El servicio empezó ofreciéndonos una copa de cava, una edición especial realizada para el 20 aniversario del restaurante, el CR20 y un aperitivo compuesto de una croqueta de arroz y setas, un milhojas de crema de bacalao y como un creo que atún marinado.  Empezábamos bien. Ya para acabar el aperitivo, un salmorejo de melocotón y la típica “Coca de Verema” estilo Sant Pau. Una delicia. Íbamos a por lo bueno, los platos principales.
 
El bogavante con espuma de leche de tigre fue algo espectacular, a mi paladar, el mejor plato de la noche. Siento una gran admiración por esta crema de origen sudamericano y su aromo cítrico. Ligaba a la perfección con el bogavante.
 
El canelón de langostinos y verduras fue el plato mas “nouvelle cuisine” de la cena. La pasta del canelón era de agua de mar, dándo una imagen transparente para que pudieras observar el interior del canelón y un sabor muy marítimo.
Las colas de gambas sobre tostada de mar, la clara demostración de la gran calidad del restaurante. Gamba deliciosa, fresca y que solo con la vista ya apetecía comer.
 
Desconocíamos los lloritos, un pez típico de Baleares, que nos fueron servidos fritos, sobre una base de alcaparra, oliva y vermut. A mi no me entusiasmó especialmente, pero, cosa de gustos supongo.
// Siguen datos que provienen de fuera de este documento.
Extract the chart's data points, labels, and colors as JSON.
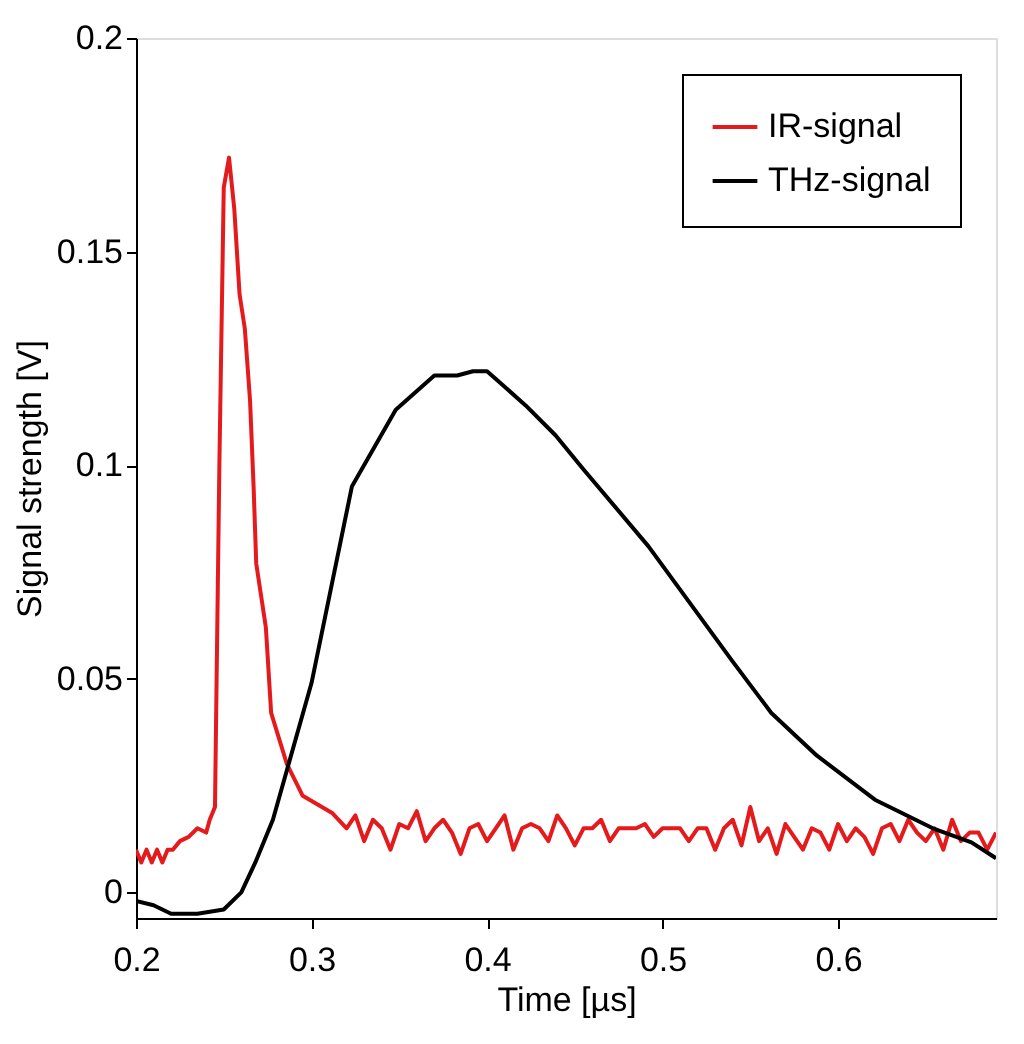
{
  "chart_data": {
    "type": "line",
    "xlabel": "Time [µs]",
    "ylabel": "Signal strength [V]",
    "xlim": [
      0.2,
      0.69
    ],
    "ylim": [
      -0.006,
      0.2
    ],
    "xticks": [
      0.2,
      0.3,
      0.4,
      0.5,
      0.6
    ],
    "yticks": [
      0,
      0.05,
      0.1,
      0.15,
      0.2
    ],
    "grid": false,
    "legend": "top right",
    "line_style": "solid",
    "marker": "none",
    "series": [
      {
        "name": "IR-signal",
        "color": "#e41a1c",
        "x": [
          0.2,
          0.203,
          0.206,
          0.209,
          0.212,
          0.215,
          0.218,
          0.221,
          0.225,
          0.23,
          0.235,
          0.24,
          0.242,
          0.245,
          0.2475,
          0.25,
          0.253,
          0.256,
          0.259,
          0.262,
          0.265,
          0.267,
          0.2685,
          0.274,
          0.277,
          0.286,
          0.295,
          0.312,
          0.32,
          0.325,
          0.33,
          0.335,
          0.34,
          0.345,
          0.35,
          0.355,
          0.36,
          0.365,
          0.37,
          0.375,
          0.38,
          0.385,
          0.39,
          0.395,
          0.4,
          0.405,
          0.41,
          0.415,
          0.42,
          0.425,
          0.43,
          0.435,
          0.44,
          0.445,
          0.45,
          0.455,
          0.46,
          0.465,
          0.47,
          0.475,
          0.48,
          0.485,
          0.49,
          0.495,
          0.5,
          0.505,
          0.51,
          0.515,
          0.52,
          0.525,
          0.53,
          0.535,
          0.54,
          0.545,
          0.55,
          0.555,
          0.56,
          0.565,
          0.57,
          0.575,
          0.58,
          0.585,
          0.59,
          0.595,
          0.6,
          0.605,
          0.61,
          0.615,
          0.62,
          0.625,
          0.63,
          0.635,
          0.64,
          0.645,
          0.65,
          0.655,
          0.66,
          0.665,
          0.67,
          0.675,
          0.68,
          0.685,
          0.69
        ],
        "values": [
          0.01,
          0.007,
          0.01,
          0.007,
          0.01,
          0.007,
          0.01,
          0.01,
          0.012,
          0.013,
          0.015,
          0.014,
          0.017,
          0.02,
          0.1,
          0.165,
          0.172,
          0.16,
          0.14,
          0.132,
          0.115,
          0.095,
          0.077,
          0.062,
          0.042,
          0.03,
          0.0226,
          0.0185,
          0.015,
          0.018,
          0.012,
          0.017,
          0.015,
          0.01,
          0.016,
          0.015,
          0.019,
          0.012,
          0.015,
          0.017,
          0.014,
          0.009,
          0.015,
          0.016,
          0.012,
          0.015,
          0.018,
          0.01,
          0.015,
          0.016,
          0.015,
          0.012,
          0.018,
          0.015,
          0.011,
          0.015,
          0.015,
          0.017,
          0.012,
          0.015,
          0.015,
          0.015,
          0.016,
          0.013,
          0.015,
          0.015,
          0.015,
          0.012,
          0.015,
          0.015,
          0.01,
          0.015,
          0.017,
          0.011,
          0.02,
          0.012,
          0.015,
          0.009,
          0.016,
          0.013,
          0.01,
          0.015,
          0.014,
          0.01,
          0.016,
          0.012,
          0.015,
          0.013,
          0.009,
          0.015,
          0.016,
          0.012,
          0.017,
          0.014,
          0.012,
          0.015,
          0.01,
          0.017,
          0.012,
          0.014,
          0.014,
          0.01,
          0.014
        ]
      },
      {
        "name": "THz-signal",
        "color": "#000000",
        "x": [
          0.2,
          0.21,
          0.22,
          0.235,
          0.25,
          0.26,
          0.268,
          0.278,
          0.3,
          0.323,
          0.348,
          0.37,
          0.383,
          0.392,
          0.4,
          0.411,
          0.422,
          0.439,
          0.455,
          0.492,
          0.54,
          0.562,
          0.588,
          0.621,
          0.654,
          0.676,
          0.69
        ],
        "values": [
          -0.002,
          -0.003,
          -0.005,
          -0.005,
          -0.004,
          0.0,
          0.007,
          0.017,
          0.049,
          0.095,
          0.113,
          0.121,
          0.121,
          0.122,
          0.122,
          0.118,
          0.114,
          0.107,
          0.099,
          0.081,
          0.054,
          0.042,
          0.032,
          0.0217,
          0.015,
          0.0117,
          0.008
        ]
      }
    ]
  }
}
                                           
 
De segundo nos dejaron a elegir entre Pluma Ibérica, Pato y un Rape. Yo personalmente me decanté por la carne, ya que habíamos estado tomando pescado toda la primera parte de la cena. La pluma ibérica excelente. Tierna, sabrosa…en fin, de esperar.
 
Pasábamos a los postres con una degustación del queso del mes de Setiembre. Un queso de leche de cabra que nos lo sirvieron de 3 modos distintos, solo, mezclado con mermelada y hiervas y con un milhojas y mermelada.
Luego nos sirvieron unos higos con licor de arroz, también deliciosos y una crema de cítricos con naranja crujiente.
Ya por último, el Chocolate. Una mezcla de diferentes texturas de chocolate, con frutas y peta-zetas, un clásico de Ruscalleda. Otro 10.
Los cafés y los mil petit-fours que nos sirvieron nos los tomamos en el jardín, súper acogedor y con vistas a la cocina. Casi no pudimos con todos los petit fours que nos sirvieron.
A mi humilde opinión, Carme Ruscalleda intenta realizar una cocina con producto típico mediterráneo que recuerdes por su gusto y sabor en el paladar. Se deja de ostias de «esferificaciones» y cosas mas modernas, para optar por cautivarnos desde la boca y la humildad. Dicha humildad queda plasmada cuando a mitad de la cena la ves pasearse por el comedor preguntando que tal la cena y comentando la jugada con las mesas. A mi, simplemente me encantó Sant Pau de Sant Pol.